Zenith Defy El-Primero Defy Lab
Now, I’m with the majority of people out there that think Zenith’s headline-stealing watch isn’t exactly a looker. The aluminium foam case looks at once flashy and trashy and the skeletonised dial really isn’t for me. It is however one of the few genuinely new ideas to crop up in a year otherwise dominated by vintage reissues.
Time will tell whether or not Zenith’s new oscillator will be truly revolutionary (odds are on not) but it’s a magnificent idea. It replaced the most vital part of the watch and, vibrating at ridiculous frequencies, sounds like a helicopter trapped in a watch body. It actually got me excited in Zenith again, and that’s worth it’s place alone.
Chanel Montre de Monsieur
I wasn’t really too surprised when Chanel’s first serious men’s collection came out. I had high hopes and it more than met them. After all, the J12 has been one of the key women’s pieces since launch and the fashion house was overdue to make the leap to male wrists.
Along with the near-perfect dial design, the Monsieur includes Chanel’s first in-house movement, signalling the transition from well-made fashion watches to serious watchmaking. That’s all the more impressive given that this is a jumping hour retrograde minutes watch – not your everyday movement.
Nomos Glashutte Tangente Neomatik 39 Silvercut
Many brands have tried the ‘less is more’ approach; some have even succeeded. Sometimes. None have quite the concise, confident hand at it like Nomos Glashutte. Painfully cool, affordably-priced and fit for slimmer wrists… there’s no way I couldn’t put them on the list somewhere.
This version however isn’t quite as simple as the others. It has the same ultra-thin movement and slimline case as their other models, but the ‘silvercut’ brushed dial is something else entirely. Combined with bright blue hands and gold moniker on the dial, it creates a beautiful timepiece with the minimum of fuss. I’m waiting for Nomos to do something awful at some point but it looks like I’ll be waiting a while.
Tudor Black Bay Chronograph
I had my doubts about adding a chronograph to the otherwise minimal (for a diving watch) Black Bay but I really didn’t need to be. I had it on my wrist for a week and never wanted to take it off.
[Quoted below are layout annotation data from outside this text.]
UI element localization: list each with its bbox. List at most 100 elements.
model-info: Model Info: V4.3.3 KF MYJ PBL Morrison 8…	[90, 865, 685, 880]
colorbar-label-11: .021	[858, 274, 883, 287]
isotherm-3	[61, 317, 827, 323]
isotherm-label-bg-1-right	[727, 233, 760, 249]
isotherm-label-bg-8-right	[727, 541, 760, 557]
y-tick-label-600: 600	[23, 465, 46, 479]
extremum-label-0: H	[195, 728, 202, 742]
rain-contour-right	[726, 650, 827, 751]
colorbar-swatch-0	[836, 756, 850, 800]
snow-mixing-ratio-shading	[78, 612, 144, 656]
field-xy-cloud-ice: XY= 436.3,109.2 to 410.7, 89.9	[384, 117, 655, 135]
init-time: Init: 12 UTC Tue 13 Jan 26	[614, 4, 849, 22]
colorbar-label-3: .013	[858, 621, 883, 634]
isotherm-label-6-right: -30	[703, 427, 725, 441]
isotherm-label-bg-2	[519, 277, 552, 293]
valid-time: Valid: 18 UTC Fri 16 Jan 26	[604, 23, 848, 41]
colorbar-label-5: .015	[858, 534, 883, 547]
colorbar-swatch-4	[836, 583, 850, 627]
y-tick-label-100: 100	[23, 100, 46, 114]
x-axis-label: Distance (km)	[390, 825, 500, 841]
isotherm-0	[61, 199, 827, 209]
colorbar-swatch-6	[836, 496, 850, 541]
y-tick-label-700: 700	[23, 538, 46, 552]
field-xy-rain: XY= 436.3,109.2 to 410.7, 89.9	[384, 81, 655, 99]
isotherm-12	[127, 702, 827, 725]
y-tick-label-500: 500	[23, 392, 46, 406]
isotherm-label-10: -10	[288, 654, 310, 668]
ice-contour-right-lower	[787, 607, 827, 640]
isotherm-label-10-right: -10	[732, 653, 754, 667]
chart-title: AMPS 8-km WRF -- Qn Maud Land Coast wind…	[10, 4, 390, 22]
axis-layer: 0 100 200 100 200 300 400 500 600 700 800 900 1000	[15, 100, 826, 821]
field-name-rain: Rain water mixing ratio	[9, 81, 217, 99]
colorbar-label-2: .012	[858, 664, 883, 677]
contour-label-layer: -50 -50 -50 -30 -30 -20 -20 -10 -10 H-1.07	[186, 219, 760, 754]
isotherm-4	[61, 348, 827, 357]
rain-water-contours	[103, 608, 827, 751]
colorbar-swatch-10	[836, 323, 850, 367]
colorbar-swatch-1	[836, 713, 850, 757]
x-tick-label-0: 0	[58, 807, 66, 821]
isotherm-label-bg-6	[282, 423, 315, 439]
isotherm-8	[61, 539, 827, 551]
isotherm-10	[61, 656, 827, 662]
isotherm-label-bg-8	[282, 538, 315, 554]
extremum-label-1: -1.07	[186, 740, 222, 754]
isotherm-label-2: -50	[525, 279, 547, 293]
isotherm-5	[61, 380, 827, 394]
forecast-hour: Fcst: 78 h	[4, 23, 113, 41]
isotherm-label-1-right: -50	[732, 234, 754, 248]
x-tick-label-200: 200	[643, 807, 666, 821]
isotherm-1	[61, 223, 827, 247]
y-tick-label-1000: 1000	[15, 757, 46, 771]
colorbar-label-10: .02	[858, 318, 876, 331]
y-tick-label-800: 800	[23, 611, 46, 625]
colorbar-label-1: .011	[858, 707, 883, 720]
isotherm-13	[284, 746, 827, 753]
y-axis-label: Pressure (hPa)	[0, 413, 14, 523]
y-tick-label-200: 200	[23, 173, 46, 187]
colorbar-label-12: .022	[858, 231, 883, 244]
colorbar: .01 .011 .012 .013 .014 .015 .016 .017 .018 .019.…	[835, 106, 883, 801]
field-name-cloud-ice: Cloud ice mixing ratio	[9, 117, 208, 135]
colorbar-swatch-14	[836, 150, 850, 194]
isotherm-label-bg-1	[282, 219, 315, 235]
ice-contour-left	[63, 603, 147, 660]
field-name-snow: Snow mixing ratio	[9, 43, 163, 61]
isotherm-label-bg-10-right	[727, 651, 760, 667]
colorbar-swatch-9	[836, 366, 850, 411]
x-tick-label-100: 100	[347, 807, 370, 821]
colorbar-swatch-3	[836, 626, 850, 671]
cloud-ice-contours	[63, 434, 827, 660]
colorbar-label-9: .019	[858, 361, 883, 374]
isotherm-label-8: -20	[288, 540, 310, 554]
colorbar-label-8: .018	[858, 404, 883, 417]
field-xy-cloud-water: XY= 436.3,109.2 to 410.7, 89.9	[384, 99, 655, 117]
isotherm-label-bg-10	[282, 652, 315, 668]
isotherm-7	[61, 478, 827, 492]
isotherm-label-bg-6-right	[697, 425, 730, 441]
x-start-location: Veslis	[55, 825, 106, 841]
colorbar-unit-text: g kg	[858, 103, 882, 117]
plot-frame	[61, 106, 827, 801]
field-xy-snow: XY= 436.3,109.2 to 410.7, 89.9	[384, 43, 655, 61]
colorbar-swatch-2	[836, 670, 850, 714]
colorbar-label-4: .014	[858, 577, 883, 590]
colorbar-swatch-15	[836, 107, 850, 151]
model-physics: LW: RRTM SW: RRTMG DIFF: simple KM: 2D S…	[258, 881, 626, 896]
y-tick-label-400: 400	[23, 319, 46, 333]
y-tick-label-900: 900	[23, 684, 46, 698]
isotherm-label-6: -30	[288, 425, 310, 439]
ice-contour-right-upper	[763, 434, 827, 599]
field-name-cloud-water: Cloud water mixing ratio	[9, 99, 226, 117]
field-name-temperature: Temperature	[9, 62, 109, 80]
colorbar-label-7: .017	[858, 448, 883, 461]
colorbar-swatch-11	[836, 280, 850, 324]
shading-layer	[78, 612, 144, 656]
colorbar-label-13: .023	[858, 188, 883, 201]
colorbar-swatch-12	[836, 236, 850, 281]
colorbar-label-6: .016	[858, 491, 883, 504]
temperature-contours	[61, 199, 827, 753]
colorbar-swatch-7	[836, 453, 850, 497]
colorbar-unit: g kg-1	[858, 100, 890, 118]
It still has everything that made the original the successful re-launchpad for Tudor as a whole – the serious diving feel, the unique Tudor touches, the classic submariner case – and balances the clean look of the original with the more technical nature of a chronograph. It’s definitely the diving watch of the year, just edging out the great Rado Captain Cook reissue.
Chopard L.U.C Full Strike
It’s always hard to separate the headline-grabbing haute horology pieces of the year. Anything with a tourbillon alone has just become boring so it takes a lot for a watch to sound above the white noise. Fitting then that Chopard’s haute horology arm has taken that literally with the L.U.C. Full Strike.
Winner of the GPHG ‘Aiguille d’Or’ Grand Prix and celebrating Chopard’s 20th watchmaking anniversary, the minute repeater sounds hours, quarters and minutes on sapphire crystal chimes. There’s just no comparison between this and the usual repeaters on metal gongs. It’s a beautiful sound from one hell of a watch.